Een rechter kan alleen gewraakt worden als zich omstandigheden voordoen waardoor de rechterlijke onpartijdigheid schade zou kunnen lijden. Daarvan is sprake als de rechter jegens een procesdeelnemer vooringenomen is of als de vrees daarvoor objectief gerechtvaardigd is. Daarbij is het uitgangspunt dat een rechter wordt vermoed onpartijdig te zijn omdat hij of zij als rechter is aangesteld. Voor het oordeel dat de rechterlijke onpartijdigheid toch schade lijdt, bestaat alleen grond in geval van bijzondere omstandigheden die een zwaarwegende aanwijzing opleveren voor het aannemen van (de objectief gerechtvaardigde schijn van) partijdigheid.
3.2.
Naar de wrakingskamer uit het proces-verbaal van de zitting van 21 december 2023 begrijpt is verzoeker van mening dat de rechter vooringenomen is omdat zij het verzoeker niet toestaat een conclusie van dupliek te nemen, terwijl er voorafgaande aan de zitting duidelijk een conclusie van repliek is genomen door de wederpartij in de hoofdzaak.
3.3.
Een beslissing tot het al dan niet toestaan om een conclusie van dupliek te nemen is een procedurele rechterlijke beslissing. Het gesloten stelsel van rechtsmiddelen brengt mee dat een rechterlijke (tussen)beslissing als zodanig nooit grond kan vormen voor wraking: wraking is geen verkapt rechtsmiddel.

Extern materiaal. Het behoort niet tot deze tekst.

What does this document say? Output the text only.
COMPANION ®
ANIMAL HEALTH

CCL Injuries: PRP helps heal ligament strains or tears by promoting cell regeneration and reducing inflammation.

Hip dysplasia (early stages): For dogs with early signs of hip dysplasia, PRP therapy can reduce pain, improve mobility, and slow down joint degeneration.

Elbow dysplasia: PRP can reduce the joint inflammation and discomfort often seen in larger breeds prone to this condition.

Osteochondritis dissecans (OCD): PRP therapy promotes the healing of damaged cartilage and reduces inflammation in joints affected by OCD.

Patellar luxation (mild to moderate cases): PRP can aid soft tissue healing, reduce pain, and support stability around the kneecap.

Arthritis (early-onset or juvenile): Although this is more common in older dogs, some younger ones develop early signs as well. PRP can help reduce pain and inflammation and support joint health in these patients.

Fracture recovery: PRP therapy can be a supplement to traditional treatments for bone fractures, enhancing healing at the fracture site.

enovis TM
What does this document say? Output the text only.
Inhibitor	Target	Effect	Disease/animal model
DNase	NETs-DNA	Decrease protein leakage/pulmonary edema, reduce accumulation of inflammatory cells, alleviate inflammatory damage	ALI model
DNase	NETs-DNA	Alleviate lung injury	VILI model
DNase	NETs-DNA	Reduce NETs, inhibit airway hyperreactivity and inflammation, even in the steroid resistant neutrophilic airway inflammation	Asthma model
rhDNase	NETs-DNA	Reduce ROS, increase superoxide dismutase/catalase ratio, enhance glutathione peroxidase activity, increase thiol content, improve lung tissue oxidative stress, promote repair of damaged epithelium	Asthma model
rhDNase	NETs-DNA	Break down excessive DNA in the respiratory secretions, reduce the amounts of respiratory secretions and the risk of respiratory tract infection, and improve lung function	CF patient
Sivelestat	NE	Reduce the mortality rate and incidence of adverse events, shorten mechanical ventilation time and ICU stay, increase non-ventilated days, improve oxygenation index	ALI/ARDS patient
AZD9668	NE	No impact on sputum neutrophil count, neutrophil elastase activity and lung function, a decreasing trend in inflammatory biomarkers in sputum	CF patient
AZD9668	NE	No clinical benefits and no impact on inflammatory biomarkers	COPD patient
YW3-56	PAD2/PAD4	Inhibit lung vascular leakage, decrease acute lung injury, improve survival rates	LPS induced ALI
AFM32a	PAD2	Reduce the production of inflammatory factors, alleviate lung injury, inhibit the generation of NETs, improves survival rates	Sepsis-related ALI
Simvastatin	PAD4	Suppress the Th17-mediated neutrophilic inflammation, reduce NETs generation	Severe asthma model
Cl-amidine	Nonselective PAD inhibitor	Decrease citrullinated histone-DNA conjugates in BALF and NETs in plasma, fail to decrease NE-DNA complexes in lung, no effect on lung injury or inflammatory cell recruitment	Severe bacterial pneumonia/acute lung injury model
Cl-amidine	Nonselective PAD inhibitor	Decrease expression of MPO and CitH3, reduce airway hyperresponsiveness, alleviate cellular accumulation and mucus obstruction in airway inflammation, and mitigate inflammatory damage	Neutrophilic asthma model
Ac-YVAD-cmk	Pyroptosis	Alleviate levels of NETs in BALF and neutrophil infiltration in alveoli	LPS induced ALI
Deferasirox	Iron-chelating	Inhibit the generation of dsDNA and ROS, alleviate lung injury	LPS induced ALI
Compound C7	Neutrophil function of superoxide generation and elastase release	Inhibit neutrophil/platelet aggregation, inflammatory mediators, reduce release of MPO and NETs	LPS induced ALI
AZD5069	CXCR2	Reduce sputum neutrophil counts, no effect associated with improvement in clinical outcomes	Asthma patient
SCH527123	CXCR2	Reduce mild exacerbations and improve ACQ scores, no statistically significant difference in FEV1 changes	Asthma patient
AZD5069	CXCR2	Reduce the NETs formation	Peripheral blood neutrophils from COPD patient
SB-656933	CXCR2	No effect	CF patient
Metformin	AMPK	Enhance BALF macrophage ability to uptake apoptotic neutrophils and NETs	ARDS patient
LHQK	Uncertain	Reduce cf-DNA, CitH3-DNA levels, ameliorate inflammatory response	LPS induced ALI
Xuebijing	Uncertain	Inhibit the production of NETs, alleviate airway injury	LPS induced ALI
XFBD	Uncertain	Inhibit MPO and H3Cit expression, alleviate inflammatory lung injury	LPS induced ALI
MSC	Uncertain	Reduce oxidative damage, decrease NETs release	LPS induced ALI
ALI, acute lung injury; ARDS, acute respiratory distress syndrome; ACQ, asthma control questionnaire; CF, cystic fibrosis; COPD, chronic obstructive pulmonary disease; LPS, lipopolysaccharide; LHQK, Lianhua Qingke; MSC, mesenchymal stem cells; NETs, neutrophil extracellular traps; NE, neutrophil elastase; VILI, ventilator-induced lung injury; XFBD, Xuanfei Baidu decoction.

Het gerecht dat over het wrakingsverzoek moet oordelen (de wrakingskamer) komt geen oordeel toe over de juistheid van de (tussen)beslissing. Dat oordeel is voorbehouden aan de rechter die in geval van de aanwending van een rechtsmiddel belast is met de behandeling van de zaak. Hieruit volgt dat het wrakingsverzoek niet toewijsbaar is. Overigens volgt uit het proces-verbaal van de zitting van 21 december 2023 dat de rechter hierover heeft opgemerkt eerst de mondelinge behandeling te zullen houden en daarna verder te kijken. Ook heeft de rechter gezegd dat een ingediend stuk van de wederpartij geen conclusie van repliek was, maar een akte overlegging producties.
3.4.
Voor een behandeling van het verzoek ter terechtzitting bestaat geen reden. Het in de wet opgenomen recht op een mondelinge behandeling is door de wetgever bedoeld voor het debat over de gegrondheid van het verzoek, maar aan dat debat wordt gezien het vorenstaande niet toegekomen.

4.De beslissing

De wrakingskamer:
4.1.
wijst het verzoek tot wraking af;
4.2.
bepaalt dat het proces in de hoofdzaak wordt voortgezet in de stand waarin het zich bevond ten tijde van het indienen van het wrakingsverzoek;
4.3.
beveelt dat (een afschrift van) deze beslissing met inachtneming van het bepaalde bij artikel 39, derde lid, van het Wetboek van Burgerlijke Rechtsvordering wordt toegezonden aan:
• de verzoeker;
• de wederpartij in de hoofdzaak;
• de rechter.
Deze beslissing is gegeven door mrs. S.M. Krans, A.M.A. Keulen en R.G.C. Veneman, in tegenwoordigheid van de griffier mr. M.L. van Nooijen-Kühler en in het openbaar uitgesproken op 10 januari 2024.
de griffier de voorzitter
Tegen deze beslissing staat geen rechtsmiddel open.